The two bombers took off at short notice from Barksdale Air Force Base in Louisiana for the non-stop, 36-hour mission to cross Europe and then the Arabian Peninsula to the Gulf, looping near Qatar while keeping a "safe distance" from Iran's coastline, US defence officials said.
US Central Command commander General Frank McKenzie said the mission, the second such in two months, "was designed to underscore the US military's commitment to its regional partners, while also validating the ability to rapidly deploy combat power anywhere in the world".
While Gen McKenzie did not name Iran as the focus of the mission, the US has used shows of force in the air and on the sea to deter Tehran from "malign behaviour" toward US forces and allies in the Gulf.
"Potential adversaries should understand that no nation on earth is more ready and capable of rapidly deploying additional combat power in the face of any aggression," Gen McKenzie said in a statement.
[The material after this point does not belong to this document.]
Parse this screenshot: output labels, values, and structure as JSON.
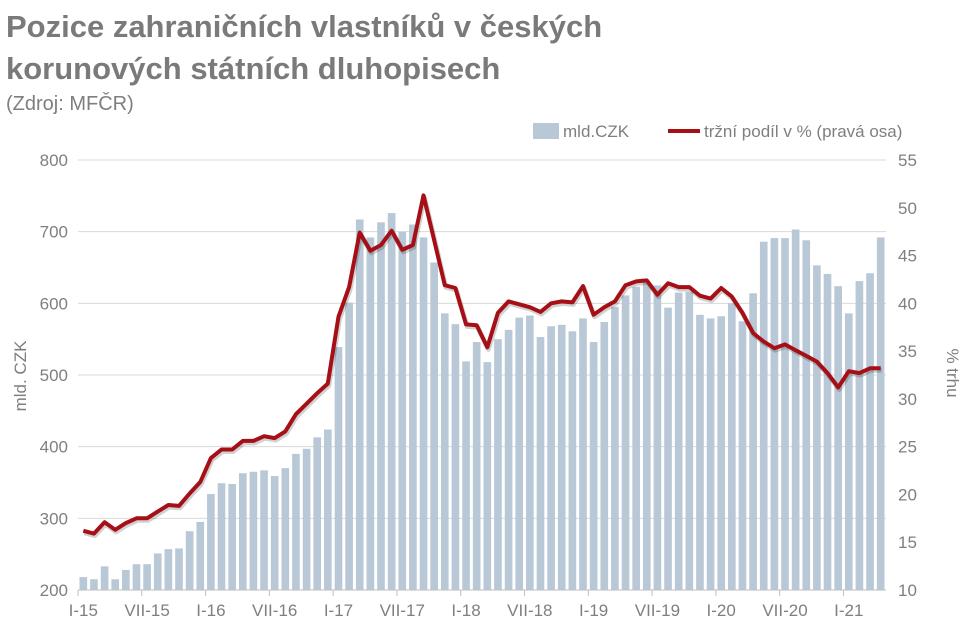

The flight was co-ordinated with US allies, and aircraft from Saudi Arabia, Bahrain and Qatar flew with the bombers as they traversed the airspace, according to a US defence official.
In the last year President Donald Trump has ordered the Pentagon to slash US troop numbers in Iraq to just 2,500 by mid-January, the lowest level since 2003.
Likewise, he is cutting the number of troops on the ground in Afghanistan and Somalia.
But the US Navy has kept a significant presence in the region.
A carrier group led by the nuclear-powered USS Nimitz sailed into the Gulf in late November.
Speaking at a virtual conference sponsored by Defence One after the announcement, Gen McKenzie pointed out that the B-52 deployment came nearly one year after US forces killed Iranian Quds Force commander Qassem Suleimani while he was visiting Baghdad on January 3, 2020.
Since then Iran has been expected to try to retaliate, and even more so since the assassination inside Iran of senior nuclear scientist Mohsen Fakhrizadeh last month, which Tehran blames on Israel.
"I think they were embarrassed by it," Gen McKenzie said of Fakhrizadeh's murder.
"I think they're searching for a way to respond... But their process is often slow and often not completely synchronized. So I think they are still working what that's going to be."
The Centcom commander said he was always in discussions with Pentagon leadership on what kind and size of presence the US military needs to deter Iran.
"Because that is our intent: to convince them that it is not in their interest to lash out, it is not in their interest to attack us either directly or indirectly," he said.